Wood and aluminum came off the bow in paradox, yes. Then both materials continued to oscillate down range through the whole flight, robbing stored energy, (that was GT's narrator's take) and it made face validity sense to me, knowing what little I remember from college physics. (isn't that what gradma gave us when we couldn't go, a physic? Maybe it was spelled differently?)
By comparison, the carbon arrow, went thru paradox ONCE and then never oscillated again throughout the flight...blowing thru the target. NOT because of the more slender diameter (which was then a favorite speculation), but due to the fact that it retained more of the energy imparted by the bow on release, according to the narrator.
The analogy, as I recall, went further: They made the reference to a dragster going down the track as fast as it could in a very straight line...but if you were to swerve back and forth, you'd loose momentum/speed!

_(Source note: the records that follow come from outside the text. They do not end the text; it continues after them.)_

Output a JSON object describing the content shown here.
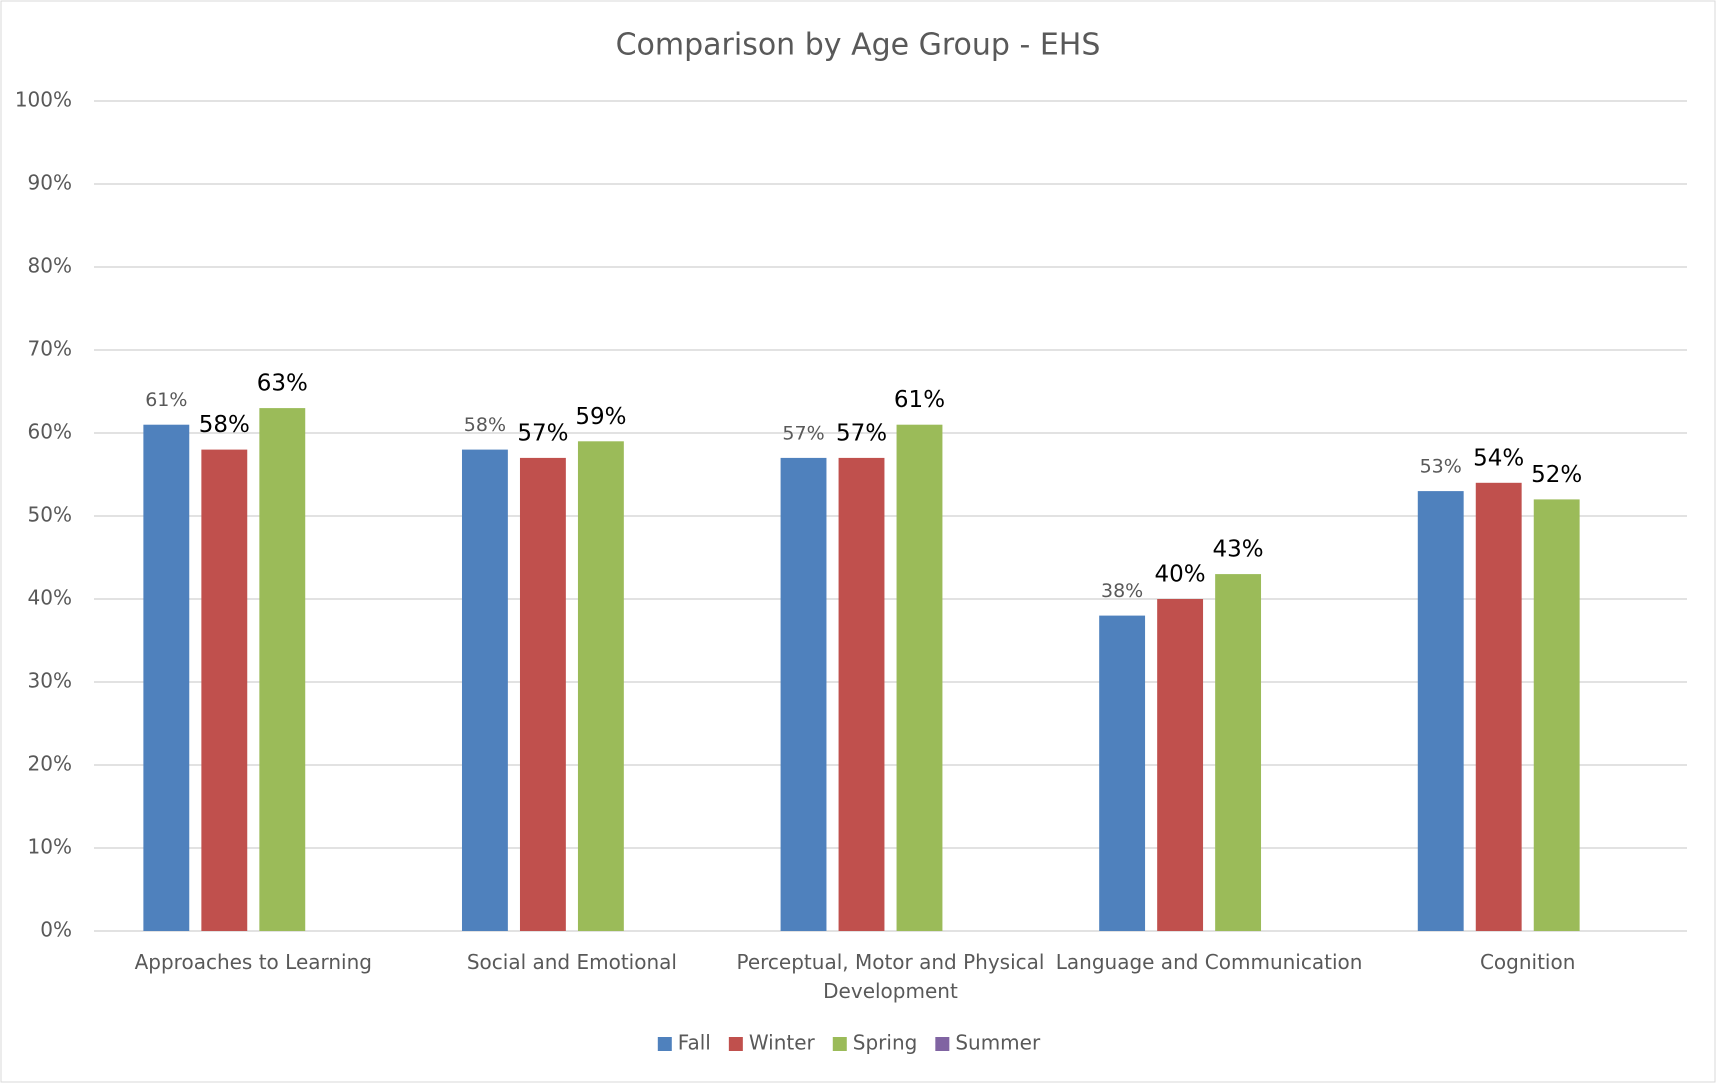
{
  "chart_data": {
    "type": "bar",
    "title": "Comparison by Age Group - EHS",
    "categories": [
      "Approaches to Learning",
      "Social and Emotional",
      "Perceptual, Motor and Physical Development",
      "Language and Communication",
      "Cognition"
    ],
    "series": [
      {
        "name": "Fall",
        "color": "#4f81bd",
        "values": [
          61,
          58,
          57,
          38,
          53
        ],
        "value_labels": [
          "61%",
          "58%",
          "57%",
          "38%",
          "53%"
        ]
      },
      {
        "name": "Winter",
        "color": "#c0504d",
        "values": [
          58,
          57,
          57,
          40,
          54
        ],
        "value_labels": [
          "58%",
          "57%",
          "57%",
          "40%",
          "54%"
        ]
      },
      {
        "name": "Spring",
        "color": "#9bbb59",
        "values": [
          63,
          59,
          61,
          43,
          52
        ],
        "value_labels": [
          "63%",
          "59%",
          "61%",
          "43%",
          "52%"
        ]
      },
      {
        "name": "Summer",
        "color": "#8064a2",
        "values": [
          null,
          null,
          null,
          null,
          null
        ]
      }
    ],
    "ylim": [
      0,
      100
    ],
    "yticks": [
      {
        "value": 0,
        "label": "0%"
      },
      {
        "value": 10,
        "label": "10%"
      },
      {
        "value": 20,
        "label": "20%"
      },
      {
        "value": 30,
        "label": "30%"
      },
      {
        "value": 40,
        "label": "40%"
      },
      {
        "value": 50,
        "label": "50%"
      },
      {
        "value": 60,
        "label": "60%"
      },
      {
        "value": 70,
        "label": "70%"
      },
      {
        "value": 80,
        "label": "80%"
      },
      {
        "value": 90,
        "label": "90%"
      },
      {
        "value": 100,
        "label": "100%"
      }
    ],
    "grid": true,
    "legend": "bottom"
  }
}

GT was ONE of the first that was not 'pultrued' (sp?) and therefore was not the soda straw diameter that shattered. GT's were then about .001 less in dia than a 2018. Thin, but not extremely so...
The aluminum's behavior on impact, I remember well, as I was shooting all aluminum for hunting. Aluminum arrows, on impact looked in the high speed video to almost "fold in half"... and then straighten out!
THAT...that freaked me out! I have been shooting carbons since then of varied types.
So the "flexing" issue on carbons is mimimal compared to other arrow shaft materials. The higher FOC is purported to be, as a string tied to a rock where the string (shaft) just follows along once in motion.
Fun brain exercises... at my age, it pays cause they say it wards off alzheimers!